La suite de ce texte, qui est arrivé entre mes mains de manière fortuite, à propos d'un territoire dont personne ne parle jamais.
Отношения между народом Абхазии и Грузинской Церковю не могут быить названы дружественным и братскими. Причиной тому послужило то, что с 1918 г. и до настоящего времени Грузинская Церковь всегда подерживала националистическую политику властей Грузии в отношении абхазов и других народов, проживающих на территории Абхазии.
Ma traduction :
On ne peut qualifier d'amicales ni de fraternelles les relations entre le peuple d'Abkhazie et l'Eglise géorgienne. La raison en est que depuis 1918 et jusqu'à ce jour, l'Eglise géorgienne a toujours appuyé la politique nationaliste du pouvoir géorgien à l'égard des Abkhazes et des autres peuples qui vivent sur le territoire de l'Abkhazie.
Mon commentaire:
La Géorgie a été conquise par l'Armée rouge du 15 février au 17 mars 1921 et n'a recouvré sa souveraineté qu'au bout de sept décennies, le 9 avril 1991. L'URSS n'était pas un vrai Etat fédéral comme la Suisse ou les Etats-Unis d'Amérique, mais un Etat centralisé sous les apparences d'une fédération. Sauf que l'apparence est devenue la réalité lors de l'éclatement de l'Union en 1991 et que des frontières internes qui n'avaient aucune réalité sont devenues des frontières internationales: quand, en 1954, le pouvoir soviétique a offert la Crimée à la république socialiste soviétique d'Ukraine à l'occasion du tricentenaire du traité de Pereïaslav, nul ne pouvait prévoir les conséquences tragiques qu'aurait cette décision, puisque, bien entendu, aux yeux des dirigeants soviétiques, le droit de sécession des républiques constitutives de l'URSS, prévu à l'article 17 de la Constitution soviétique de 1936 (et maintenu à l'article 72 de la Constitution de 1977) n'était pas destiné à avoir plus de réalité que la liberté de culte (article 124) ou la liberté de la presse (article 125)...
Au demeurant, c'est bien l'article 25 de la Constitution soviétique de 1936 qui faisait de la république socialiste soviétique autonome d'Abkhazie une partie intégrante de la république socialiste soviétique de Géorgie.
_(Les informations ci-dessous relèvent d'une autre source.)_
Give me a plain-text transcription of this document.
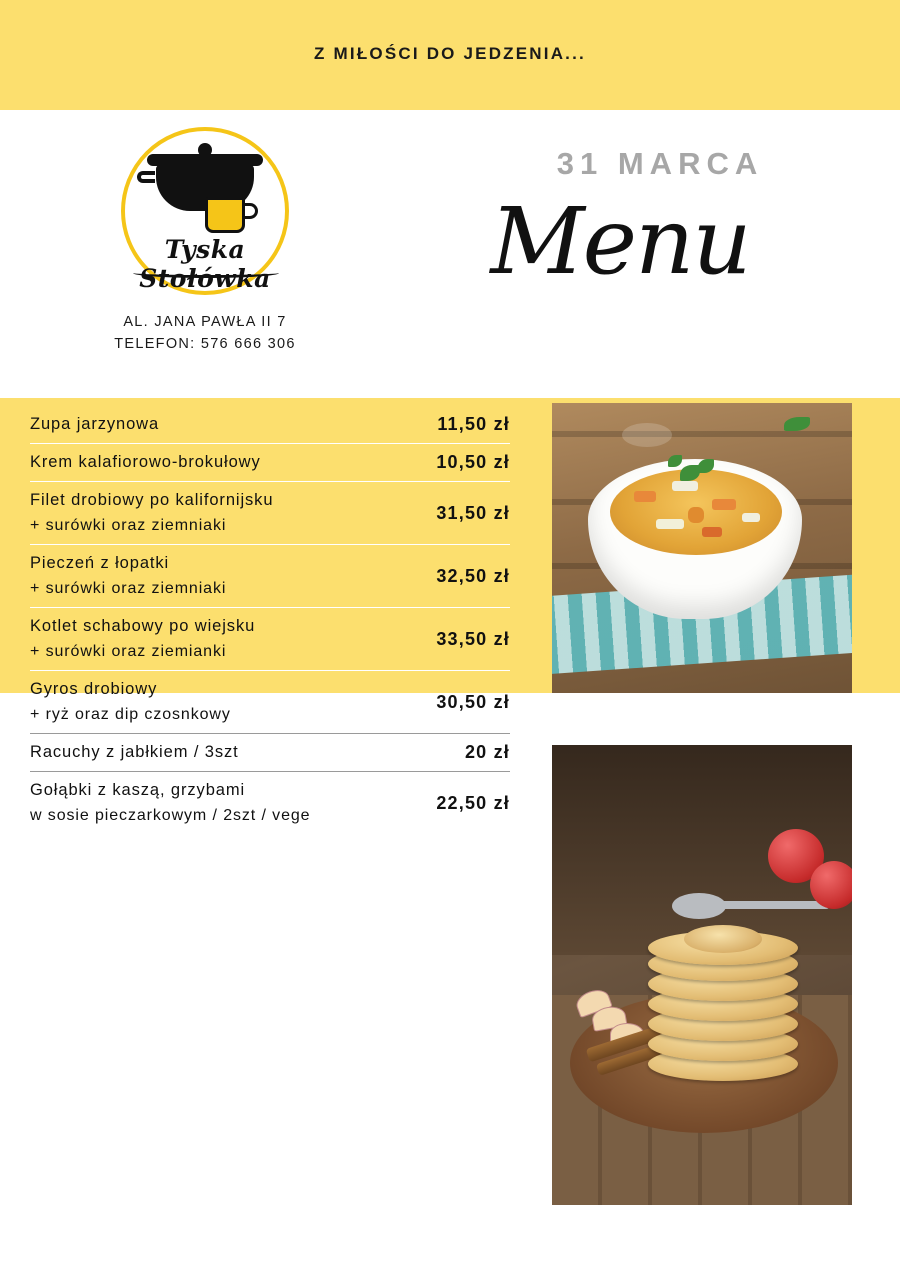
Z MIŁOŚCI DO JEDZENIA...
Tyska Stołówka
AL. JANA PAWŁA II 7
TELEFON: 576 666 306
31 MARCA
Menu
Zupa jarzynowa	11,50 zł
Krem kalafiorowo-brokułowy	10,50 zł
Filet drobiowy po kalifornijsku
+ surówki oraz ziemniaki
31,50 zł
Pieczeń z łopatki
+ surówki oraz ziemniaki
32,50 zł
Kotlet schabowy po wiejsku
+ surówki oraz ziemianki
33,50 zł
Gyros drobiowy
+ ryż oraz dip czosnkowy
30,50 zł
Racuchy z jabłkiem / 3szt	20 zł
Gołąbki z kaszą, grzybami
w sosie pieczarkowym / 2szt / vege
22,50 zł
En d'autres termes, à mes yeux, ce que la IIe Assemblée clérico-laïque de la sainte Métropole d'Abkhazie réunie au Nouvel-Athos oublie dans son adresse du 15 mai 2016 au patriarche œcuménique de Constantinople et au grand et saint Concile de l'Eglise orthodoxe, c'est que, pendant les sept décennies qui vont de 1921 à 1991, le pouvoir géorgien n'a strictement eu que la marge de manœuvre que le Centre a bien voulu lui accorder.
Quant à l'Eglise orthodoxe géorgienne, elle a connu les mêmes vicissitudes que l'Eglise orthodoxe russe, le catholicos Ambroise ayant connu la prison entre 1923 et 1927 et les persécutions n'ayant pas été moins intenses en Transcaucasie que dans le reste de l'URSS. (Françoise Thom, dans sa biographie de Beria, indique toutefois que celui-ci s'était assuré qu'une église restât ouverte à Tbilissi pour permettre à sa mère de venir y prier.) Je vois donc mal quel appui l'Eglise orthodoxe de Géorgie aurait pu donner à un quelconque pouvoir politique en 1923, ou en 1937, ou en 1959.
Là encore, lorsque le Centre est intervenu pour amener le patriarcat de Moscou et le patriarcat de Géorgie à délimiter leur territoire canonique en 1943, c'est uniquement parce que le pouvoir soviétique était amené à rétablir, au moins formellement, un semblant d'organisation ecclésiastique pour encourager l'ardeur au combat de la population et pour se donner à peu de frais une image de libéralisme aux yeux de ses alliés anglo-saxons. L'Eglise apostolique arménienne a d'ailleurs été ressuscitée, au même moment et dans les mêmes conditions que les deux Eglises orthodoxes locales, parce que tel était l'intérêt de Staline et de son équipe à ce moment-là, et en attendant de nouvelles persécutions.
(Il y a quand même eu un relâchement de la persécution religieuse pendant quelques années. Dans
l'Archipel du Goulag, Soljenitsyne rapporte qu'en 1947, on a commencé à libérer les prêtres orthodoxes qui étaient encore détenus dans les camps de concentration... à condition que quelqu'un les ait réclamés. Cf. Alexandre Soljenitsyne, Архипелаг ГУЛАГ, Eksmo, Moscou 2019 [1re édition YMCA-Press, Paris 1973], page 67.)
Là encore, c'est parce que le pouvoir soviétique y voyait son intérêt que le patriarcat de Géorgie a été admis à avoir un territoire canonique distinct de celui du patriarcat de Moscou, alors que le patriarcat de Roumanie n'a pas pu maintenir sa juridiction sur les territoires annexés par l'Union soviétique, sans parler du sort réservé à l'Eglise orthodoxe ukrainienne autocéphale.
C'est donc le Centre, et non la Géorgie, qui a décidé, en 1938, d'imposer l'alphabet géorgien pour écrire la langue abkhaze, après une brève latinisation (1919-1938) et avant que le cyrillique ne soit rétabli en 1954,de même que c'est bien la Constitution voulue par le Centre qui proclamait l'appartenance de l'Abkhazie à la Géorgie.
Ceci constitue mon point de vue en tant qu'observateur extérieur. Ce qui rend l'adresse des Abkhazes au patriarcat de Constantinople si intéressante, et la raison pour laquelle je pense qu'il fallait traduire ce document, c'est précisément qu'ils ont un point de vue complètement différent et qu'ils considèrent que la république socialiste soviétique de Géorgie a pu poursuivre, à leurs dépens, ses propres intérêts plutôt que ceux du Centre.